I was skeptical of the World Cup non-bounce, because I can think of several guys who went to the World Cup, played well, and continued to play well in the ongoing MLS season. Cobi Jones, Brian McBride, Frankie Hejduk, Eddie Pope - it's not impossible to make the transition, by any means.
But something was weird this time around. Buddle took forever to reacclimate, and he was the only one of the four US World Cup players who had any impact in the second half of the season. Maybe it was Bob Bradley. Or not - I sure didn't hear much from Roger Espinoza and Andrew Boyens, either.

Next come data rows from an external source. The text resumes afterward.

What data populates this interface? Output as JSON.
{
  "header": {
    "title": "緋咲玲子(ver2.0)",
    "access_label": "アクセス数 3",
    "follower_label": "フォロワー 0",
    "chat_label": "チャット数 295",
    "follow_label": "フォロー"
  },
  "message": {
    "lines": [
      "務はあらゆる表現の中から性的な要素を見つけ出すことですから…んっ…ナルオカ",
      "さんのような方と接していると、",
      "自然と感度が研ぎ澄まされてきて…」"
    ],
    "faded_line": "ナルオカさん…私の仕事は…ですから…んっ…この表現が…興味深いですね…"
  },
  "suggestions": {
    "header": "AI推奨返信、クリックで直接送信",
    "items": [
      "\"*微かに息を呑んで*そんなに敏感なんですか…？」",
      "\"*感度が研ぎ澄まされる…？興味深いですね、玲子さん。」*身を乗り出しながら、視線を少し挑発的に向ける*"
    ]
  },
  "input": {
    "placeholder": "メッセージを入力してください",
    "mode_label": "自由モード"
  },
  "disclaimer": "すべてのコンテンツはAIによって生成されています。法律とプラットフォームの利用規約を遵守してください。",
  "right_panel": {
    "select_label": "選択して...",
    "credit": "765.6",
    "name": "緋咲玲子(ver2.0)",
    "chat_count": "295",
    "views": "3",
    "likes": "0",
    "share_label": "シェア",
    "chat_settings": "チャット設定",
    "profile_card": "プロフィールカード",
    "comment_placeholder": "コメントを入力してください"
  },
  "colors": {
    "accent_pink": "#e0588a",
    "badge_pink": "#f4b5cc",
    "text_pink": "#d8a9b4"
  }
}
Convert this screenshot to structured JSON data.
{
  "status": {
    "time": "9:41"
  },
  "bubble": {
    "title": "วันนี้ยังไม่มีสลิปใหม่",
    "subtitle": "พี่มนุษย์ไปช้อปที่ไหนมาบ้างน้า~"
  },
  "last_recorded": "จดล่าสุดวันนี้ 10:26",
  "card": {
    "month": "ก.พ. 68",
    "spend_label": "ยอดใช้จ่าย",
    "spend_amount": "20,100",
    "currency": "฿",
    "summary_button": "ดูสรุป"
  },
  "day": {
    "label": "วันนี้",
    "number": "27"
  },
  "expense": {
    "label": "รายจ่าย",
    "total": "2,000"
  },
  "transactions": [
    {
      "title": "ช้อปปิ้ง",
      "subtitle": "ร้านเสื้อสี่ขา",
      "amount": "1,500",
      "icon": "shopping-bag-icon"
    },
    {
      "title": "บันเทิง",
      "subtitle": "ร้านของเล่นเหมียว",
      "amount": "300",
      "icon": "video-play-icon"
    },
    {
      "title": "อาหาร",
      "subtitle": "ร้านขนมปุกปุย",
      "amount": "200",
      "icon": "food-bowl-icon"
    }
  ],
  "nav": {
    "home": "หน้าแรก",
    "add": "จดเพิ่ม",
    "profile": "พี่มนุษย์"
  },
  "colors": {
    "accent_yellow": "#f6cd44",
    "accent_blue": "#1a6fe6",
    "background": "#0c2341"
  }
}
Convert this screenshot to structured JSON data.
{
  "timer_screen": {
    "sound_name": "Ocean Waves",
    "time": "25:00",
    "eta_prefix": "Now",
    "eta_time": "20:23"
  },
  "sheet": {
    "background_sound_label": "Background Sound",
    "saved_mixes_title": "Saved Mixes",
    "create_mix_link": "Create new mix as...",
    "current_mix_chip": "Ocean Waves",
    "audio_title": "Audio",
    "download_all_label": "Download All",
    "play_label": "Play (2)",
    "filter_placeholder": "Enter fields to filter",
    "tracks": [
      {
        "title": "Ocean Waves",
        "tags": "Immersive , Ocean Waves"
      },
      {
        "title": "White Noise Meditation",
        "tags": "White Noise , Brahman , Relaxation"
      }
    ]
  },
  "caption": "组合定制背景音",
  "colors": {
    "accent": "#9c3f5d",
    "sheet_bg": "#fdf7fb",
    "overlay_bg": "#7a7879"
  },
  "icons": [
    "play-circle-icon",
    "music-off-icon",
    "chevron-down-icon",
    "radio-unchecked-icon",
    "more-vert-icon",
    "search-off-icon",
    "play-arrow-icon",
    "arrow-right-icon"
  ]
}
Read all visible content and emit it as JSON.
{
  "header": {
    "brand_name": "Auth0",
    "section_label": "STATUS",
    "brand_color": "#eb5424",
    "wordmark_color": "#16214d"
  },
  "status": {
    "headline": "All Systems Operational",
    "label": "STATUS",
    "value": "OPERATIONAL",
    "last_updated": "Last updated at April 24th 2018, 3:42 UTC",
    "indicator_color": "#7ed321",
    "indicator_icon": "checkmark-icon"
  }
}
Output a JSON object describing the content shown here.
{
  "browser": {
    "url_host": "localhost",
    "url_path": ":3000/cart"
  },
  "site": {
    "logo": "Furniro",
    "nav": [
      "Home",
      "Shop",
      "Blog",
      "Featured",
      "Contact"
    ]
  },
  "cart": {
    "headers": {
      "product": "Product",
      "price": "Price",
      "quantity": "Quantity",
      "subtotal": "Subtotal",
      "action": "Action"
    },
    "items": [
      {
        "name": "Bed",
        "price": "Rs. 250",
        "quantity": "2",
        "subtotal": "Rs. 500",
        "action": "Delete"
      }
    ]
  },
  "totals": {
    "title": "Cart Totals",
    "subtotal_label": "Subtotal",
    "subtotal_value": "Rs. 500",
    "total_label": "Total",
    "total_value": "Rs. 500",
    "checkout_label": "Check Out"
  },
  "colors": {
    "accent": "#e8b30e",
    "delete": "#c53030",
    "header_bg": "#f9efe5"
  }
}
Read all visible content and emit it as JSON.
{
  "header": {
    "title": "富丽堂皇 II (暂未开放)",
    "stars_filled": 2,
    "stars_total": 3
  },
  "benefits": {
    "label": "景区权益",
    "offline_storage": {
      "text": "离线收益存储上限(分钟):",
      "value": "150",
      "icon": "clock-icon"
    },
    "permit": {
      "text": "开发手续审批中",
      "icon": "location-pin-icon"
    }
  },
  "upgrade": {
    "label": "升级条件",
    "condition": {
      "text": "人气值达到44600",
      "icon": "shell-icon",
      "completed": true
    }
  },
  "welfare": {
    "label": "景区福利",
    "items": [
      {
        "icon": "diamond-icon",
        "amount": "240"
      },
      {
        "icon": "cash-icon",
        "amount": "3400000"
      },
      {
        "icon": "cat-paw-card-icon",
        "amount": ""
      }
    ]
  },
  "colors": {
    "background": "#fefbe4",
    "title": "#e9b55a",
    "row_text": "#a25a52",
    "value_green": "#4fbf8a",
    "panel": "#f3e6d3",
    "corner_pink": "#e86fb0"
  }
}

Or, maybe it's specifically Donovan in World Cup years. 2001 and 2003 - San Jose wins MLS Cup. 2002 - Landon has a breakout World Cup, the Quakes win nothing. 2005 - Donovan breaks free of the Steve Sampson shackles and powers the Galaxy to a World Cup. 2006 - the Galaxy miss the playoffs. 2009 - Donovan is your MVP. 2010 - well, he did lead the league in assists, but I think most of those were to Buddle before the Cup.
Would the Western Conference final have been different if Donovan had taken August off, and the Galaxy had punted the Supporters Shield? Probably not. The Galaxy's weaknesses were well hidden, but then, deep, scary, paths to Hell are usually well hidden. There have been fluky, unrealistic, misleading 3-0 losses before, but this wasn't one of them.
Another reason for annoyance is having to admit that, okay, fine, David Ferreira really is the MVP. Usually I'm the first one to cheer on MLS being like every other American sport, but there's no sensible reason to have regular season MVPs and Best XIs and such. We're giving out diplomas based on midterms.
I suppose if we had the revote now, it wouldn't be terribly interesting, with close races now being landslides for Ferreira and Kevin Hartman. But if further evidence come in that Ferreira and Hartman really are...never mind, I'm 0-30 against windmills this year anyway.
But what I do want to get to this week - the Dallas-Colorado final? It'll be good for MLS.
Actually, it'll be great for MLS. I'll explain later this week, once I stop pouting.